After a flight cancellation and a pedal-heavy haul from Calgary through plains and peaks, I pulled in at sunset and walked into the Fractal Forest for the first time during the Westwood Recordings takeover. New Zealand producer K+Lab was landing the mothership, playing keytar on stage in that old-growth 360-degree sound garden. Coming from Kelowna, BC just west of Shambhala, Stickybuds followed and practically looked like a gigantic tree the way he dominated the energy of that space. After starting with wicked drum and bass he ran through his signature electro funk selectors including “Crooked Politicians” off his first album, which he dedicated to all the crooked politicians around the world. 

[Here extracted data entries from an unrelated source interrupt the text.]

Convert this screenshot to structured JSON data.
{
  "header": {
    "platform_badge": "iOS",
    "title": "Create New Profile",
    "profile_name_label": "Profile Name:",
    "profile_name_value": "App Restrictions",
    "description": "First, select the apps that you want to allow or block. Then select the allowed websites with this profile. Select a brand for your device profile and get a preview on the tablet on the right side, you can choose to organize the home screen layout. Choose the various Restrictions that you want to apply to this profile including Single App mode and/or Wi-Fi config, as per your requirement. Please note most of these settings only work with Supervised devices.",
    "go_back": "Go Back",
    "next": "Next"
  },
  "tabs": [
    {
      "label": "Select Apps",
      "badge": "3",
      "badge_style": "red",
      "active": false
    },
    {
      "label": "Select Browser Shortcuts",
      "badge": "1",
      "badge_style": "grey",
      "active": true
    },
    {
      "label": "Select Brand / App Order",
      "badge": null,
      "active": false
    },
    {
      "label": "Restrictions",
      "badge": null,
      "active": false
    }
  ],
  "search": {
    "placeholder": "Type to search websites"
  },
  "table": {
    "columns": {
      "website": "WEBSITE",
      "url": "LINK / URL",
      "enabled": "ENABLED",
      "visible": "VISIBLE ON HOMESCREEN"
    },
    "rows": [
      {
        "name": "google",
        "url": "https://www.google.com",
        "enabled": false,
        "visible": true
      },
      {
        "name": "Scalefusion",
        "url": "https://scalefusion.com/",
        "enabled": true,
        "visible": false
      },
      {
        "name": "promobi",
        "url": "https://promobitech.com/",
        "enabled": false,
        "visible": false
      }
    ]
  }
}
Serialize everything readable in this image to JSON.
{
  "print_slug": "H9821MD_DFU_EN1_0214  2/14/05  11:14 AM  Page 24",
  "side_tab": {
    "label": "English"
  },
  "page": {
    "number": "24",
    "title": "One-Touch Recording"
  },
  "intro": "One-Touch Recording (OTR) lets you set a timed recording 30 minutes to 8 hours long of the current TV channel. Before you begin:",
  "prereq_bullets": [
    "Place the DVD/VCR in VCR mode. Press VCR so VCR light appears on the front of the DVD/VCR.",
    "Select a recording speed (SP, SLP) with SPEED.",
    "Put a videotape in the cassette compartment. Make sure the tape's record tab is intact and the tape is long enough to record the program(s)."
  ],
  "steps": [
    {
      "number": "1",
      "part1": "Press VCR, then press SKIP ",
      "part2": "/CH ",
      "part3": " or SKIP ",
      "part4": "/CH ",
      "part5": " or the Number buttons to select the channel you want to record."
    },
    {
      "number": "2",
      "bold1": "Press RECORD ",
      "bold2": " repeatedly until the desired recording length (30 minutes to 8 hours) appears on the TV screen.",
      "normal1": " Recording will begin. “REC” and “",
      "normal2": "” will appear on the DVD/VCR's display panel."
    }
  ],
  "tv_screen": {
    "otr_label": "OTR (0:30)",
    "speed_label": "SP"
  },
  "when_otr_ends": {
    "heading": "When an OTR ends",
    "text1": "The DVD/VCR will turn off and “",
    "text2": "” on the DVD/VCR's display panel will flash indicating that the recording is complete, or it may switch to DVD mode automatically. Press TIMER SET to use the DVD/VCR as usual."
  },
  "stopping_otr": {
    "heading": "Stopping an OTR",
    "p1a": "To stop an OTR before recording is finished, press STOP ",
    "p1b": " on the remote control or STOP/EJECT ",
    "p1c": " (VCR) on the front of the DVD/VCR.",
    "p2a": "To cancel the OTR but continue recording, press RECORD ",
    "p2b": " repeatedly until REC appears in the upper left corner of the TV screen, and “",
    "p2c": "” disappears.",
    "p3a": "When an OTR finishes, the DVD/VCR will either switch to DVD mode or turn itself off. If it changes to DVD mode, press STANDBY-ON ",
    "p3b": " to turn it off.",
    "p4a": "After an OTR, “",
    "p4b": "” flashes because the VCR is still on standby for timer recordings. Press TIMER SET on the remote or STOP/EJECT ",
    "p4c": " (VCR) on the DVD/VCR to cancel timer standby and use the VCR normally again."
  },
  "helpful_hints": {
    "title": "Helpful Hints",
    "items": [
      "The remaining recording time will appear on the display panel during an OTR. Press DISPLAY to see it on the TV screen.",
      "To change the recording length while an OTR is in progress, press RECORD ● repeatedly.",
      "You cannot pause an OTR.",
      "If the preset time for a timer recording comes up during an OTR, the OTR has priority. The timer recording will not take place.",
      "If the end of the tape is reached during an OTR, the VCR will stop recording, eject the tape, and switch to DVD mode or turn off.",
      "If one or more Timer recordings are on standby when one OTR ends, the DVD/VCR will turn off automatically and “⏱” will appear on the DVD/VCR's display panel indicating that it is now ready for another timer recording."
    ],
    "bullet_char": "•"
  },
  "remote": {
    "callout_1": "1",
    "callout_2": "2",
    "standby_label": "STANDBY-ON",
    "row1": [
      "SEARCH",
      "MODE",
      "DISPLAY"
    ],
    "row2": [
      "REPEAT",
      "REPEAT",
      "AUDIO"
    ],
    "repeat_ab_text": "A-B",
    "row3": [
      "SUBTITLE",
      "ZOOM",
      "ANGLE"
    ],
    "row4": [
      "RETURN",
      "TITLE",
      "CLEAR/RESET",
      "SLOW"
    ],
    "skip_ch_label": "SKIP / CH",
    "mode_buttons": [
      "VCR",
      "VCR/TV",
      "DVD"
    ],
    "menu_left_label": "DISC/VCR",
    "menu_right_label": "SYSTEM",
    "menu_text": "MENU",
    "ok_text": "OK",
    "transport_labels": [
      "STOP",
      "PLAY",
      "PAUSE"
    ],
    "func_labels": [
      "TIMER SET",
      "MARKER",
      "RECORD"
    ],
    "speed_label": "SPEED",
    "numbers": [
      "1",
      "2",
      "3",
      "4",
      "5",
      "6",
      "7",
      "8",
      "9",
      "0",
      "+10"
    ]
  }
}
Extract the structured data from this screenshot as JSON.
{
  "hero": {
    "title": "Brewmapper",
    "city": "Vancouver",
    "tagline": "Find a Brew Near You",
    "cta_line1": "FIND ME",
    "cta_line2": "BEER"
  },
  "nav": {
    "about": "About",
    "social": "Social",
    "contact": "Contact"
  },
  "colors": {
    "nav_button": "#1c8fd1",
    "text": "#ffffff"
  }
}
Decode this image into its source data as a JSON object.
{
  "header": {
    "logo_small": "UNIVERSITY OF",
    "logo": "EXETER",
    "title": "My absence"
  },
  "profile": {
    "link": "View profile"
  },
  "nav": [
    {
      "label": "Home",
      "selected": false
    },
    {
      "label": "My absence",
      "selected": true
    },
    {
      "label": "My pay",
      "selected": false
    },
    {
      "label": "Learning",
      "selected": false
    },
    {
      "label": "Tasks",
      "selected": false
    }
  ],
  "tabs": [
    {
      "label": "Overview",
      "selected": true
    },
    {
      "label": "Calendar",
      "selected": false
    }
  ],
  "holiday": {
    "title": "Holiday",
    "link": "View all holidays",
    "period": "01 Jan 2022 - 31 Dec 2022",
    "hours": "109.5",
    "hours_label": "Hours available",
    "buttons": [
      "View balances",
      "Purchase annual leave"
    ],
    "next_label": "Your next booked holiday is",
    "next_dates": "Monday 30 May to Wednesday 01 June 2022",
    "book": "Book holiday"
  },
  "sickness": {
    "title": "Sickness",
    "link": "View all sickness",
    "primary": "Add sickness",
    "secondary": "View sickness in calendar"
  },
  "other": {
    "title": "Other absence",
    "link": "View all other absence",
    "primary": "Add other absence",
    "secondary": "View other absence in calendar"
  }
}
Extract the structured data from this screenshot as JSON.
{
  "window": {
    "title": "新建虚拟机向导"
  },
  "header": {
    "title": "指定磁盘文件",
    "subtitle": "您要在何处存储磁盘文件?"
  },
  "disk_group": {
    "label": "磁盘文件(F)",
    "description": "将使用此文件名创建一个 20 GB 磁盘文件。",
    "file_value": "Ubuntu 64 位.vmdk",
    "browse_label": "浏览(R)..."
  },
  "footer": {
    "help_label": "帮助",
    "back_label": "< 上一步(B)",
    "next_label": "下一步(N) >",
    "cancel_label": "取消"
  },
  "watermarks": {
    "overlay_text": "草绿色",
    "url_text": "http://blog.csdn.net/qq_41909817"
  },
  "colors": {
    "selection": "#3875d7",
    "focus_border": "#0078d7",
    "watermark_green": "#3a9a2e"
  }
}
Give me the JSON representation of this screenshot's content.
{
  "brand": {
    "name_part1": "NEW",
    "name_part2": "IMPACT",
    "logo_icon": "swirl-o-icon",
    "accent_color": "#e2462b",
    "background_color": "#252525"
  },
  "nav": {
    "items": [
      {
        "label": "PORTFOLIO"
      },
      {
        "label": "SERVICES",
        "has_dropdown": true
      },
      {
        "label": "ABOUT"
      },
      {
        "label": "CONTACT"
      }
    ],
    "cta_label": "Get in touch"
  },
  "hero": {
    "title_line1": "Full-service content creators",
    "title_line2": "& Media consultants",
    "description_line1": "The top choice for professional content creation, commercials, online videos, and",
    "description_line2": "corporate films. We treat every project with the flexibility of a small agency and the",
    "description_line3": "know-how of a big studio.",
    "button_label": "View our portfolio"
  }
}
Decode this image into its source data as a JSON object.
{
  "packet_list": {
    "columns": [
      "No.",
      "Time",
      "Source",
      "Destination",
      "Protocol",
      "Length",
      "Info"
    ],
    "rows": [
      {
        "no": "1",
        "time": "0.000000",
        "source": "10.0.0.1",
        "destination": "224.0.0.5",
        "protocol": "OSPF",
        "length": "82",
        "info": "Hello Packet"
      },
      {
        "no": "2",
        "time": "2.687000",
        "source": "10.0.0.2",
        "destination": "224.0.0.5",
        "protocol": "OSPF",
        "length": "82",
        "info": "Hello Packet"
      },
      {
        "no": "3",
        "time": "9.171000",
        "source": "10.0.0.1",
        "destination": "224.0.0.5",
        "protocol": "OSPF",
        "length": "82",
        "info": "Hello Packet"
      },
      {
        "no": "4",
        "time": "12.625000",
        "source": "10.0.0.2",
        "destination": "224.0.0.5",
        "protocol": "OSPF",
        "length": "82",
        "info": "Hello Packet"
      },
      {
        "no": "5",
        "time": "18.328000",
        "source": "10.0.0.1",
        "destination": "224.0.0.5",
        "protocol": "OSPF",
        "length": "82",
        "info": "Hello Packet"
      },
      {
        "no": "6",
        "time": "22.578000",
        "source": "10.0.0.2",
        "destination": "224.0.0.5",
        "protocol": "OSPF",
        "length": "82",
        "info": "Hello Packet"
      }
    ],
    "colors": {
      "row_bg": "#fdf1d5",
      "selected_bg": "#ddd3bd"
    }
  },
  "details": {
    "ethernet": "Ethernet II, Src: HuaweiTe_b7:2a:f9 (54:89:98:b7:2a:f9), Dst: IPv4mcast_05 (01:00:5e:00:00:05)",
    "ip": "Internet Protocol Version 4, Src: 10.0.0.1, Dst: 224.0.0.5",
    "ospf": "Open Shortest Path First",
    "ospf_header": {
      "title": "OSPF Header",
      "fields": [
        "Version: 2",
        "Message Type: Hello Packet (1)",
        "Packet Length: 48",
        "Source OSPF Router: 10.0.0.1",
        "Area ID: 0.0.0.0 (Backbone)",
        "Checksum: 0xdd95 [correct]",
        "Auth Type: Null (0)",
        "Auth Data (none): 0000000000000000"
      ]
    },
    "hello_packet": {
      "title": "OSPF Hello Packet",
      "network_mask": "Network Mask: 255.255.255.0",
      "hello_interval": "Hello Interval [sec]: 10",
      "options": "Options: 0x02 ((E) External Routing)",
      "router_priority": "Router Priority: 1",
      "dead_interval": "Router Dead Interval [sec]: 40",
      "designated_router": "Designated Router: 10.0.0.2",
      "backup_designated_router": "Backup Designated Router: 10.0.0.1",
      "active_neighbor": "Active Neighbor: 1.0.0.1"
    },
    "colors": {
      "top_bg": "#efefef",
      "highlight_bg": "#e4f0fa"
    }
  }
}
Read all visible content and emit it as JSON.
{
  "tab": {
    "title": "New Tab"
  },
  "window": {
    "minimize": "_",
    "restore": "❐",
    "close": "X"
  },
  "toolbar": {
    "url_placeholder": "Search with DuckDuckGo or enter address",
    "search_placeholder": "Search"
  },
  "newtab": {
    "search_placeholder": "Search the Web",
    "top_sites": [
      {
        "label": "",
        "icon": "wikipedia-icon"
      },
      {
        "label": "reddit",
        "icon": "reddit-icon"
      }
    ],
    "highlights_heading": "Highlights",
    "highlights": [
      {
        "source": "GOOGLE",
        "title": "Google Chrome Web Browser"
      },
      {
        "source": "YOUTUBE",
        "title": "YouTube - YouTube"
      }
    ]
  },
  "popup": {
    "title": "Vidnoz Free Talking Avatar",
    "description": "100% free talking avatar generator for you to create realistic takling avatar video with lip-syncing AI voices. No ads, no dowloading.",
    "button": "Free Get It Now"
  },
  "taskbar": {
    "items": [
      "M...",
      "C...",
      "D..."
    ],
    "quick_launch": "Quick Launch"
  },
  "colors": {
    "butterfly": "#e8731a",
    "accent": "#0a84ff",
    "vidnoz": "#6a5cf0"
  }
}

The magnitude of Shambhala hit hard Sunday night. During one time slot Rusko was playing at the Village, Troyboi the Amphitheater, Bonobo the Grove, Zeds Dead the Pagoda, and Silk City (Diplo and Mark Ronson) at the Fractal Forest. The entire grounds were saturated with mud and the energy was beyond feverish.

( Credit:    DIVISUALS  )


The Pagoda ( Credit:    James Coletta  )

The Pagoda (Credit: James Coletta)

Late that night I found a deep heads’ delight. kLL sMTH absolutely wrecked the Ampitheater and spun me down to the Grove for Stray (one half of Ivy Lab). He was laying it in there, drilling dark drum and bass but pausing now and then to express gratitude to the audience’s for their openness. “You’re a pretty open lot. This is some of my favorite music, and it’s been years since I’ve played it.” Tor from Vancouver followed him with a perfect, grounding sunrise set for a bright, colorful capacity crowd. By that time, only the strongest psychedelic sound warriors were still kicking. But at Shambhala, that’s like everybody.

One more story from Brian is worth sharing. 

When I arrived at reception today I saw this super average looking young kid, Alberta license plates. He was by himself but was clearly so stoked. I was bringing in my work crew for like the thirteenth time and was like, “yea whatever this is gonna take a long time to get these credentials.” But the guy was just so excited to see us. I think there’s something that happens as people enter. Barriers break down and there’s this whole spirit that’s there; a friendliness, a genuineness that’s contagious. It takes on different forms and qualities. For us, it was a very different experience. But for, say, a young Albertan it can feel very transformative. And this kid was like, “what’s up Shamb fam?!” And he wanted to hug us all - total strangers.

The Living Room ( Credit:     Banana Cam   )

The Living Room (Credit: Banana Cam)

The Living Room ( Credit:    ConcertSocks  )

The Living Room (Credit: ConcertSocks)

Shambhala is probably the best that the electronic music culture has to offer right now, and that’s pretty damn impressive. DJ Mag recognized this by awarding Shambhala as the best festival in North America in 2019. If you’re part of this culture, and you have the means, experience it at least once. “I’m curious to see what will happen,” said Brian. “22 years going strong. I really feel that Shambhala could sell out in perpetuity. If they kept the numbers and kept the quality. It would be interesting to see where it’s at in 25 or 30 years.”

“If we’re still alive then,” Naasko chuckled.